Als Dozenten sind namhafte Jazzmusiker wie Professor Klaus Graf (Saxophon), José Cortijo (Percussion), Judy Niemack (Jazz-Chor) und Christian Meyers (Trompete) tätig, die in wechselnden Workshops das Zusammenspiel der Bands verfeinern, an der Phrasierung und Intonation arbeiten und insgesamt für den filigranen musikalischen Feinschliff sorgen.
Jazz als Musikrichtung, in der Improvisation und Individualität der Darbietung eine große Rolle spielen, bietet hervorragende Möglichkeiten, Jugendliche mit unterschiedlichen Qualifikationen ihrem jeweiligen musikalischen Entwicklungsstand und ihrer besonderen Leistungsfähigkeit entsprechend einzubeziehen oder hervortreten zu lassen.

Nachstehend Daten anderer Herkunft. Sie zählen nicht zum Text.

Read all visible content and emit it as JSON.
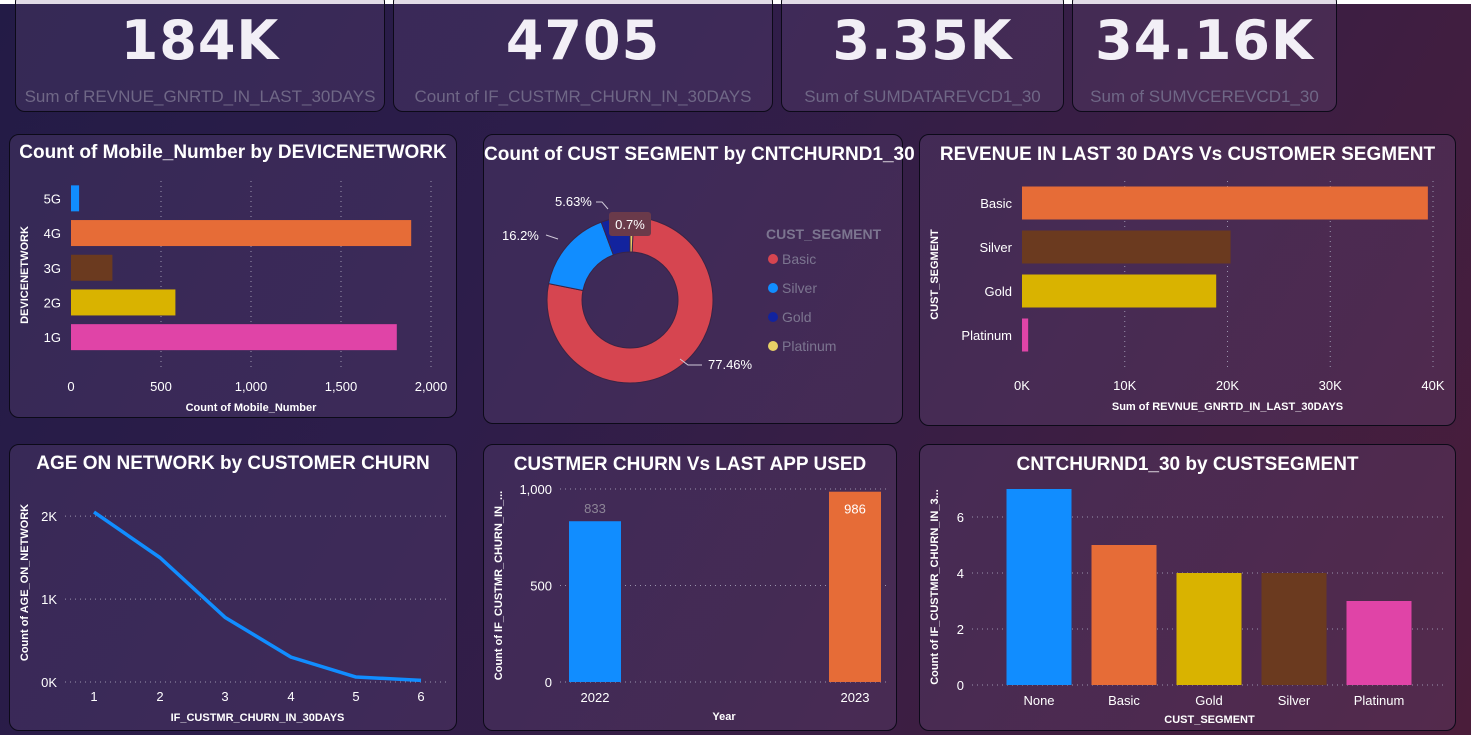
{
  "kpis": [
    {
      "value": "184K",
      "label": "Sum of REVNUE_GNRTD_IN_LAST_30DAYS"
    },
    {
      "value": "4705",
      "label": "Count of IF_CUSTMR_CHURN_IN_30DAYS"
    },
    {
      "value": "3.35K",
      "label": "Sum of SUMDATAREVCD1_30"
    },
    {
      "value": "34.16K",
      "label": "Sum of SUMVCEREVCD1_30"
    }
  ],
  "colors": {
    "blue": "#118dff",
    "orange": "#e66c37",
    "brown": "#6b3a1f",
    "gold": "#d9b300",
    "pink": "#e044a7",
    "red": "#d64550",
    "navy": "#12239e",
    "yellow": "#e8d166"
  },
  "chart_data": [
    {
      "type": "bar",
      "orientation": "horizontal",
      "title": "Count of Mobile_Number by DEVICENETWORK",
      "xlabel": "Count of Mobile_Number",
      "ylabel": "DEVICENETWORK",
      "categories": [
        "5G",
        "4G",
        "3G",
        "2G",
        "1G"
      ],
      "values": [
        45,
        1890,
        230,
        580,
        1810
      ],
      "xlim": [
        0,
        2000
      ],
      "xticks": [
        "0",
        "500",
        "1,000",
        "1,500",
        "2,000"
      ],
      "bar_colors": [
        "#118dff",
        "#e66c37",
        "#6b3a1f",
        "#d9b300",
        "#e044a7"
      ],
      "grid": true
    },
    {
      "type": "pie",
      "variant": "donut",
      "title": "Count of CUST SEGMENT by CNTCHURND1_30",
      "legend_title": "CUST_SEGMENT",
      "legend": "right",
      "categories": [
        "Basic",
        "Silver",
        "Gold",
        "Platinum"
      ],
      "values": [
        77.46,
        16.2,
        5.63,
        0.7
      ],
      "labels": [
        "77.46%",
        "16.2%",
        "5.63%",
        "0.7%"
      ],
      "slice_colors": [
        "#d64550",
        "#118dff",
        "#12239e",
        "#e8d166"
      ]
    },
    {
      "type": "bar",
      "orientation": "horizontal",
      "title": "REVENUE IN LAST 30 DAYS Vs CUSTOMER SEGMENT",
      "xlabel": "Sum of REVNUE_GNRTD_IN_LAST_30DAYS",
      "ylabel": "CUST_SEGMENT",
      "categories": [
        "Basic",
        "Silver",
        "Gold",
        "Platinum"
      ],
      "values": [
        39500,
        20300,
        18900,
        600
      ],
      "xlim": [
        0,
        40000
      ],
      "xticks": [
        "0K",
        "10K",
        "20K",
        "30K",
        "40K"
      ],
      "bar_colors": [
        "#e66c37",
        "#6b3a1f",
        "#d9b300",
        "#e044a7"
      ],
      "grid": true
    },
    {
      "type": "line",
      "title": "AGE ON NETWORK by CUSTOMER CHURN",
      "xlabel": "IF_CUSTMR_CHURN_IN_30DAYS",
      "ylabel": "Count of AGE_ON_NETWORK",
      "x": [
        1,
        2,
        3,
        4,
        5,
        6
      ],
      "values": [
        2050,
        1500,
        780,
        300,
        60,
        20
      ],
      "ylim": [
        0,
        2400
      ],
      "yticks": [
        "0K",
        "1K",
        "2K"
      ],
      "line_color": "#118dff",
      "grid": true
    },
    {
      "type": "bar",
      "title": "CUSTMER CHURN Vs LAST APP USED",
      "xlabel": "Year",
      "ylabel": "Count of IF_CUSTMR_CHURN_IN_...",
      "categories": [
        "2022",
        "2023"
      ],
      "values": [
        833,
        986
      ],
      "data_labels": [
        "833",
        "986"
      ],
      "ylim": [
        0,
        1000
      ],
      "yticks": [
        "0",
        "500",
        "1,000"
      ],
      "bar_colors": [
        "#118dff",
        "#e66c37"
      ],
      "grid": true
    },
    {
      "type": "bar",
      "title": "CNTCHURND1_30 by CUSTSEGMENT",
      "xlabel": "CUST_SEGMENT",
      "ylabel": "Count of IF_CUSTMR_CHURN_IN_3...",
      "categories": [
        "None",
        "Basic",
        "Gold",
        "Silver",
        "Platinum"
      ],
      "values": [
        7,
        5,
        4,
        4,
        3
      ],
      "ylim": [
        0,
        7
      ],
      "yticks": [
        "0",
        "2",
        "4",
        "6"
      ],
      "bar_colors": [
        "#118dff",
        "#e66c37",
        "#d9b300",
        "#6b3a1f",
        "#e044a7"
      ],
      "grid": true
    }
  ]
}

So können sie sich im Workshop in exemplarischer Weise als ganzheitliche Persönlichkeit erfahren im Spannungsfeld zwischen Individualität und Allgemeinheit, zwischen Einordnung in ein Ensemble und Bewährung als einzelne Musiker oder Solisten.

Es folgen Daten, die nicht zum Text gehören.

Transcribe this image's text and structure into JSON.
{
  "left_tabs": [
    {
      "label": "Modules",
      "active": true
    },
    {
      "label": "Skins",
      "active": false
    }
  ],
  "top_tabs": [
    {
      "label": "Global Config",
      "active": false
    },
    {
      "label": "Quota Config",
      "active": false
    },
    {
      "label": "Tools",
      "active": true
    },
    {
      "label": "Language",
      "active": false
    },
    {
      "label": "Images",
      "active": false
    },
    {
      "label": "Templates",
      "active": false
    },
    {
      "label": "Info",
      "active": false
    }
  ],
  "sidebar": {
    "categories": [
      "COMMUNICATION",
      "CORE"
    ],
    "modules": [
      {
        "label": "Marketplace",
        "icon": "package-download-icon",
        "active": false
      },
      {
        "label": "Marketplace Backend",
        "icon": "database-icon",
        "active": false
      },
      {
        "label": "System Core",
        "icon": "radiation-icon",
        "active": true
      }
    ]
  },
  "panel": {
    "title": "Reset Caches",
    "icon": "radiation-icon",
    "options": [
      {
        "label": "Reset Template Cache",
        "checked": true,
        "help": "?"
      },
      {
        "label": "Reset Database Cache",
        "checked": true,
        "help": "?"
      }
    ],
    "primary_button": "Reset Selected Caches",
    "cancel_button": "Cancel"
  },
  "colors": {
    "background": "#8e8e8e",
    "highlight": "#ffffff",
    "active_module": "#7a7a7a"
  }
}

Die Ergebnisse der gemeinsamen musikalischen Arbeit werden regelmäßig in einem abschließenden Benefizkonzert der Öffentlichkeit präsentiert.
Für die teilnehmenden Schülerinnen und Schüler steht natürlich das Erlebnis des gemeinsamen Musizierens unter professioneller Anleitung und das Interesse an der musikalischen Begegnung mit anderen Ensembles im Vordergrund.
Aber ganz selbstverständlich werden dabei auch zentrale Intentionen des Bildungsplanes verwirklicht: Ein außerschulischer Kulturträger, hier der Blasmusikverband Baden-Württemberg e.V., fördert die schulische musikalische Arbeit, und Jugendliche erleben, wie sie mit ihrem musikalischen Tun über die Schule hinaus in die Öffentlichkeit wirken. Die Arbeit mit Profis bringt die Schülerinnen und Schüler in mehrfacher Hinsicht voran: Sie erhalten nicht nur vielfältige fachliche Hinweise zur Verbesserung der eigenen Spielpraxis, sondern werden auch längerfristig dazu angespornt, an sich weiterzuarbeiten und Durststrecken, die beim jahrelangen Üben am Instrument nicht ausbleiben, durchzustehen. Zugleich erleben sie, dass sich Ausdauer und beharrliche Anstrengung lohnt. Die Verbesserung der eigenen musikpraktischen Fähigkeiten und Fertigkeiten geht einher mit einem tiefer gehenden Hören und Verstehen von Musik.
Durch die intensive Probenarbeit in den Workshops werden soziale Kompetenzen bei den Jugendlichen gefordert und gefördert. Die gemeinsame Anstrengung hin auf ein Ziel, die Konzertaufführung, lässt Teamgeist und Verantwortungsgefühl für die gemeinschaftliche Aufgabe wachsen. Und die Notwendigkeit, im Abschlusskonzert mit der eigenen Leistung vor einem Konzertpublikum zu bestehen, fördert die Einübung personaler Kompetenzen, wie zum Beispiel sicheres Auftreten und Präsentation einer Leistung.
Reiner Senger, Musikreferent am Regierungspräsidium Karlsruhe, und Georg Lernbass, Direktor der Musikakademie Kürnbach, sind sich mit Blick auf die sehr erfolgreich verlaufenden jährlichen Jazz-Tage in Kürnbach sicher, dass ihr Kooperationsprojekt die mitwirkenden Schülerinnen und Schüler in ihrer musikalischen und persönlichen Entwicklung sehr fördert. Beide sehen die Fortführung dieser Kooperation auch als Hommage an den Mitbegründer und Ideengeber Peter Herbolzheimer, für den die Nachwuchsförderung im Jazz-Bereich eine Herzensangelegenheit war.